Story
Hi, I’m Ruth Gledhill and I am doing Swim Serpentine in September, a two-mile swim in the Serpentine in Hyde Park. I am fundraising for HCPT Group 170.
Group 170 is a branch of the national charity, Hosanna House and Children’s Pilgrimage Trust, that takes sick, disabled and disadvantaged children on free pilgrimage holidays to Lourdes at Easter. Group 170 was started in 2008 and since then has taken more than 100 local children on the pilgrimage holiday of a lifetime.
Pilgrims travel out as a group of around 25-30, that includes six to eight sponsored children, and enjoy a week filled with faith, fun and friendship. They fly to the south of France, stay in a hotel sharing meals together, and take part in processions, services, visit the places where St Bernadette grew up, as well as enjoying parties, games and zoo visits.
HCPT’s tagline is “Life Changing Pilgrimage Holidays” and it is profoundly inspiring to see how this charity can change lives, of both helpers and children. A few years ago, Group 170 took a child who was entirely tube fed, and on the plane journey out he decided that he liked the look of the airline breakfast. He proceeded to eat everything that was offered that week, much to the amazement of his parents.
A few years later another child dropped out at short notice due to illness and Ed was offered a second trip with group 170. He was given his own group water bottle he started drinking orally too. He has since has his gastrostomy tube removed and now eats and drinks everything by mouth.
The groups has had feedback from parents that their child has grown in confidence and independence, that they have increased their self esteem. Lourdes with HCPT is a safe and friendly environment in which children can learn more about themselves, and that they are loved for being exactly who they are.
For helpers it is a truly affirming and spiritual experience. Seeing how the love and care the helpers give these children enables them to grow and develop is tremendously rewarding. It is also very humbling to appreciate how hard life must be for them and their families, meeting their complex needs day in, day out, with very minimal respite.

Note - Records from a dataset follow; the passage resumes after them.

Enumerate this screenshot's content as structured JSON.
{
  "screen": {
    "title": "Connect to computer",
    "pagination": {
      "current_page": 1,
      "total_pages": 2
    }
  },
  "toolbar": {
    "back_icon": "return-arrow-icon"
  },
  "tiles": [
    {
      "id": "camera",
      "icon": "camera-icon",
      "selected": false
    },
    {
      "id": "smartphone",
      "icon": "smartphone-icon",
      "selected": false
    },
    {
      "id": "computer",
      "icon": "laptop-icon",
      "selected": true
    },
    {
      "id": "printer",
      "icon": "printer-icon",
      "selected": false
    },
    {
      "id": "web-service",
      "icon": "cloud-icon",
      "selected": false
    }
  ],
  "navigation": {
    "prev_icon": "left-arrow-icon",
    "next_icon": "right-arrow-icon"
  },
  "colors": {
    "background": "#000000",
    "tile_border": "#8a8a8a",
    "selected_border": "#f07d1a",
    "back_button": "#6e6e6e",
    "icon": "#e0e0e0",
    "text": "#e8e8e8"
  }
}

It costs £1075 for each child to travel at Easter 2024, as well as additional funds for travel to the airport, entry to the zoo, cafe visits, games and craft activities. The helpers are each responsible for paying their own fare of £905, and many of them are students or on low incomes.
I am swimming Swim Serpentine in September to ask for your support for this life-changing, inspirational group of people.
My own journey is very different of course to the pilgrimage these children and their helpers and carers take. Swim Serpentine is part of London Marathon Events. As a fairly keen runner in my 20s, I ran the London Marathon in 1987 in a time of 3:48. I “bonked” on the Mall, and tottered the last bit, barely able to stand up. Things were very different then, and there was much laughter from spectators as I staggered my way to the finish. The next day, one of my knees gave out and I gave up running, convinced that was it, for ever. But just before the pandemic, I narrowly survived a critical illness that was exacerbated by subsequent decades of an enjoyably sedentary lifestyle. Recovering slowly from this I was persuaded by friends into parkrun, then longer runs, then cycling – and then swimming. I did Ride London a couple of years ago. This Swim Serpentine will qualify me for the London Classics medal. That is my personal growth goal. There is another aspect of growth for me as well. All my life I have been terrified of outdoor swimnming. I was taught to swim by being thrown bodily as a young child into an outdoor swimming pool in the remnants of an abandoned hotel in Jamaica which had burned down when the tree that grew in the middle of it caught fire (or that was the story we were told at least). Nightmares of drowning and dying by fire plagued me for years afterwards. But outdoor swimming is a must for triathlon, so I have had to confront these terrors. To do a really deep dive, as it were.
Finally, the third and perhaps most important aspect, helping others. The London Marathon alone has raised more than £1.3 billion for charity since its inception in 1981. HCPT is itself looking for fundraisers to run next year’s marathon.
It is satisfying for me to be able to conquer fears and push an ageing body beyond anything imagined even of a much, much younger one.
But it is even more so, to do this and at the same time help these children who so need and benefit from the support of HCPT. This charity aligns with my work for The Tablet, the International Catholic weekly. I had intended to go on this year’s pilgrimage with the group to Lourdes, in order to write a feature about them, but had to turn back as we were boarding the plane, because it was the very same day that Pope Francis died and I was needed in the office.
All money raised will go towards the children’s fares and other directly related expenses.